Ich habe ein Applet erstellt, dass LOKAL am Rechner bzw. auf von einem anderen Rechner nach Zugriff auf ein GEMAPPTES NETZLAUFWERK (S:\) wunderbar funktioniert.

(1) Es handelt sich um ein signiertes Applet, weil ich Asugabedaten in eine *.dat-Datei schreibe.
(2) Es werden auch Bilder bzw.

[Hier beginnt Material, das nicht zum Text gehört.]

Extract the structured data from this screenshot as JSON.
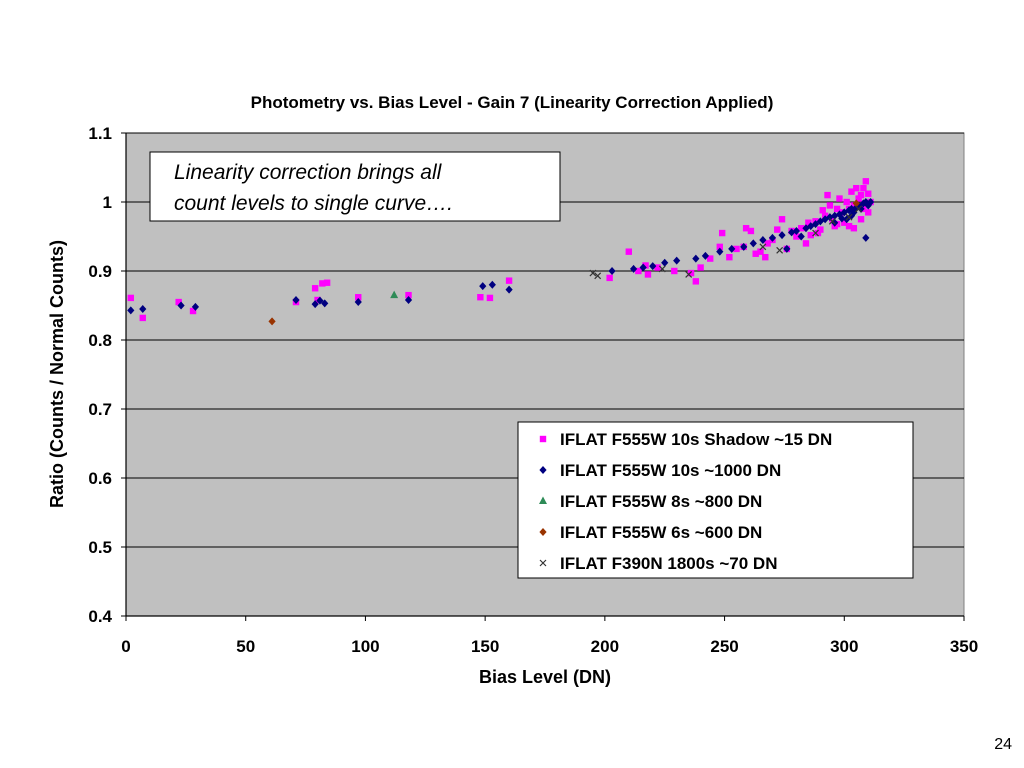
{
  "page_number": "24",
  "chart_data": {
    "type": "scatter",
    "title": "Photometry vs. Bias Level - Gain 7 (Linearity Correction Applied)",
    "xlabel": "Bias Level (DN)",
    "ylabel": "Ratio (Counts / Normal Counts)",
    "xlim": [
      0,
      350
    ],
    "ylim": [
      0.4,
      1.1
    ],
    "x_ticks": [
      "0",
      "50",
      "100",
      "150",
      "200",
      "250",
      "300",
      "350"
    ],
    "y_ticks": [
      "0.4",
      "0.5",
      "0.6",
      "0.7",
      "0.8",
      "0.9",
      "1",
      "1.1"
    ],
    "gridlines": "horizontal",
    "plot_background": "#c0c0c0",
    "annotation": [
      "Linearity correction brings all",
      "count levels to single curve…."
    ],
    "legend_position": "bottom-right",
    "series": [
      {
        "name": "IFLAT F555W 10s Shadow ~15 DN",
        "marker": "square",
        "color": "#ff00ff",
        "points": [
          [
            2,
            0.861
          ],
          [
            7,
            0.832
          ],
          [
            22,
            0.855
          ],
          [
            28,
            0.842
          ],
          [
            71,
            0.855
          ],
          [
            79,
            0.875
          ],
          [
            80,
            0.858
          ],
          [
            82,
            0.882
          ],
          [
            84,
            0.883
          ],
          [
            97,
            0.862
          ],
          [
            118,
            0.865
          ],
          [
            148,
            0.862
          ],
          [
            152,
            0.861
          ],
          [
            160,
            0.886
          ],
          [
            202,
            0.89
          ],
          [
            210,
            0.928
          ],
          [
            214,
            0.9
          ],
          [
            217,
            0.908
          ],
          [
            218,
            0.895
          ],
          [
            222,
            0.905
          ],
          [
            229,
            0.9
          ],
          [
            236,
            0.897
          ],
          [
            238,
            0.885
          ],
          [
            240,
            0.905
          ],
          [
            244,
            0.918
          ],
          [
            248,
            0.935
          ],
          [
            249,
            0.955
          ],
          [
            252,
            0.92
          ],
          [
            255,
            0.932
          ],
          [
            258,
            0.935
          ],
          [
            259,
            0.962
          ],
          [
            261,
            0.958
          ],
          [
            263,
            0.925
          ],
          [
            265,
            0.928
          ],
          [
            267,
            0.92
          ],
          [
            268,
            0.94
          ],
          [
            270,
            0.945
          ],
          [
            272,
            0.96
          ],
          [
            274,
            0.975
          ],
          [
            276,
            0.932
          ],
          [
            278,
            0.958
          ],
          [
            280,
            0.95
          ],
          [
            282,
            0.962
          ],
          [
            284,
            0.94
          ],
          [
            285,
            0.97
          ],
          [
            286,
            0.952
          ],
          [
            288,
            0.972
          ],
          [
            289,
            0.955
          ],
          [
            290,
            0.96
          ],
          [
            291,
            0.988
          ],
          [
            292,
            0.98
          ],
          [
            293,
            1.01
          ],
          [
            294,
            0.995
          ],
          [
            295,
            0.975
          ],
          [
            296,
            0.965
          ],
          [
            297,
            0.99
          ],
          [
            298,
            1.005
          ],
          [
            299,
            0.985
          ],
          [
            300,
            0.97
          ],
          [
            301,
            1.0
          ],
          [
            302,
            0.99
          ],
          [
            303,
            1.015
          ],
          [
            304,
            0.995
          ],
          [
            305,
            1.02
          ],
          [
            306,
            1.005
          ],
          [
            307,
            0.975
          ],
          [
            307,
            1.01
          ],
          [
            308,
            1.02
          ],
          [
            308,
            0.99
          ],
          [
            309,
            1.03
          ],
          [
            309,
            0.998
          ],
          [
            310,
            1.012
          ],
          [
            310,
            0.985
          ],
          [
            311,
            1.0
          ],
          [
            302,
            0.965
          ],
          [
            297,
            0.968
          ],
          [
            304,
            0.962
          ]
        ]
      },
      {
        "name": "IFLAT F555W 10s ~1000 DN",
        "marker": "diamond",
        "color": "#000080",
        "points": [
          [
            2,
            0.843
          ],
          [
            7,
            0.845
          ],
          [
            23,
            0.85
          ],
          [
            29,
            0.848
          ],
          [
            71,
            0.858
          ],
          [
            79,
            0.852
          ],
          [
            81,
            0.857
          ],
          [
            83,
            0.853
          ],
          [
            97,
            0.855
          ],
          [
            118,
            0.858
          ],
          [
            149,
            0.878
          ],
          [
            153,
            0.88
          ],
          [
            160,
            0.873
          ],
          [
            203,
            0.9
          ],
          [
            212,
            0.903
          ],
          [
            216,
            0.905
          ],
          [
            220,
            0.907
          ],
          [
            225,
            0.912
          ],
          [
            230,
            0.915
          ],
          [
            238,
            0.918
          ],
          [
            242,
            0.922
          ],
          [
            248,
            0.928
          ],
          [
            253,
            0.932
          ],
          [
            258,
            0.935
          ],
          [
            262,
            0.94
          ],
          [
            266,
            0.945
          ],
          [
            270,
            0.948
          ],
          [
            274,
            0.952
          ],
          [
            276,
            0.932
          ],
          [
            278,
            0.956
          ],
          [
            280,
            0.958
          ],
          [
            282,
            0.95
          ],
          [
            284,
            0.962
          ],
          [
            286,
            0.965
          ],
          [
            288,
            0.968
          ],
          [
            290,
            0.972
          ],
          [
            292,
            0.975
          ],
          [
            294,
            0.978
          ],
          [
            296,
            0.98
          ],
          [
            298,
            0.982
          ],
          [
            300,
            0.985
          ],
          [
            301,
            0.975
          ],
          [
            302,
            0.988
          ],
          [
            303,
            0.99
          ],
          [
            304,
            0.985
          ],
          [
            305,
            0.992
          ],
          [
            306,
            0.995
          ],
          [
            307,
            0.99
          ],
          [
            308,
            0.998
          ],
          [
            309,
            1.0
          ],
          [
            310,
            0.995
          ],
          [
            311,
            1.0
          ],
          [
            309,
            0.948
          ],
          [
            296,
            0.97
          ],
          [
            299,
            0.976
          ],
          [
            303,
            0.98
          ]
        ]
      },
      {
        "name": "IFLAT F555W 8s ~800 DN",
        "marker": "triangle",
        "color": "#2e8b57",
        "points": [
          [
            112,
            0.865
          ]
        ]
      },
      {
        "name": "IFLAT F555W 6s ~600 DN",
        "marker": "diamond",
        "color": "#993300",
        "points": [
          [
            61,
            0.827
          ],
          [
            305,
            0.998
          ]
        ]
      },
      {
        "name": "IFLAT F390N 1800s ~70 DN",
        "marker": "x",
        "color": "#333333",
        "points": [
          [
            195,
            0.897
          ],
          [
            197,
            0.893
          ],
          [
            224,
            0.903
          ],
          [
            235,
            0.895
          ],
          [
            266,
            0.935
          ],
          [
            273,
            0.93
          ],
          [
            288,
            0.955
          ],
          [
            295,
            0.972
          ],
          [
            302,
            0.978
          ],
          [
            306,
            0.99
          ]
        ]
      }
    ]
  }
}
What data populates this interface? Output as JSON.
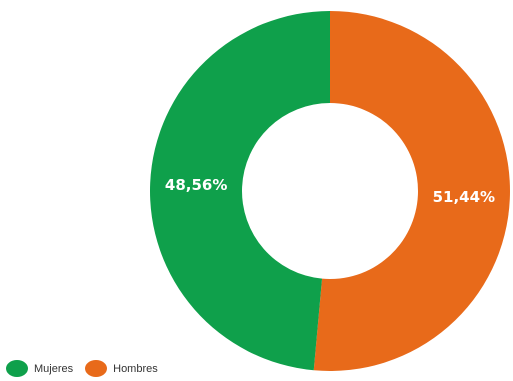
{
  "colors": {
    "mujeres": "#0fa04b",
    "hombres": "#e86a1a"
  },
  "chart_data": {
    "type": "pie",
    "variant": "donut",
    "title": "",
    "categories": [
      "Mujeres",
      "Hombres"
    ],
    "values": [
      48.56,
      51.44
    ],
    "value_labels": [
      "48,56%",
      "51,44%"
    ],
    "legend_position": "bottom-left"
  },
  "legend": {
    "items": [
      {
        "label": "Mujeres",
        "color": "#0fa04b"
      },
      {
        "label": "Hombres",
        "color": "#e86a1a"
      }
    ]
  }
}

Textinhalte aus Unterordnern zum Ausführen geladen:
     Ordnerstruktur: \images
                            \textdata
                            \results                   ... enthält die Textdatei mit den Ausgabedaten
                            my_applet.jar
                            my_applet.html
(3) Alle Pfade in der Java-Datei sind relativ - das Applet lässt sich also lokal auf beliebigen Orten ausführen.


Wenn ich nun versuche, die html-Datei von einem anderen Rechner im Netzwerk über einen UNC-Pfad zu starten, dann bekomme ich die kurze Fehlermeldung:
Applet notinited.
Zusätzlich erscheint nur ein kleines rotes Kreuz am linken oberen Rand.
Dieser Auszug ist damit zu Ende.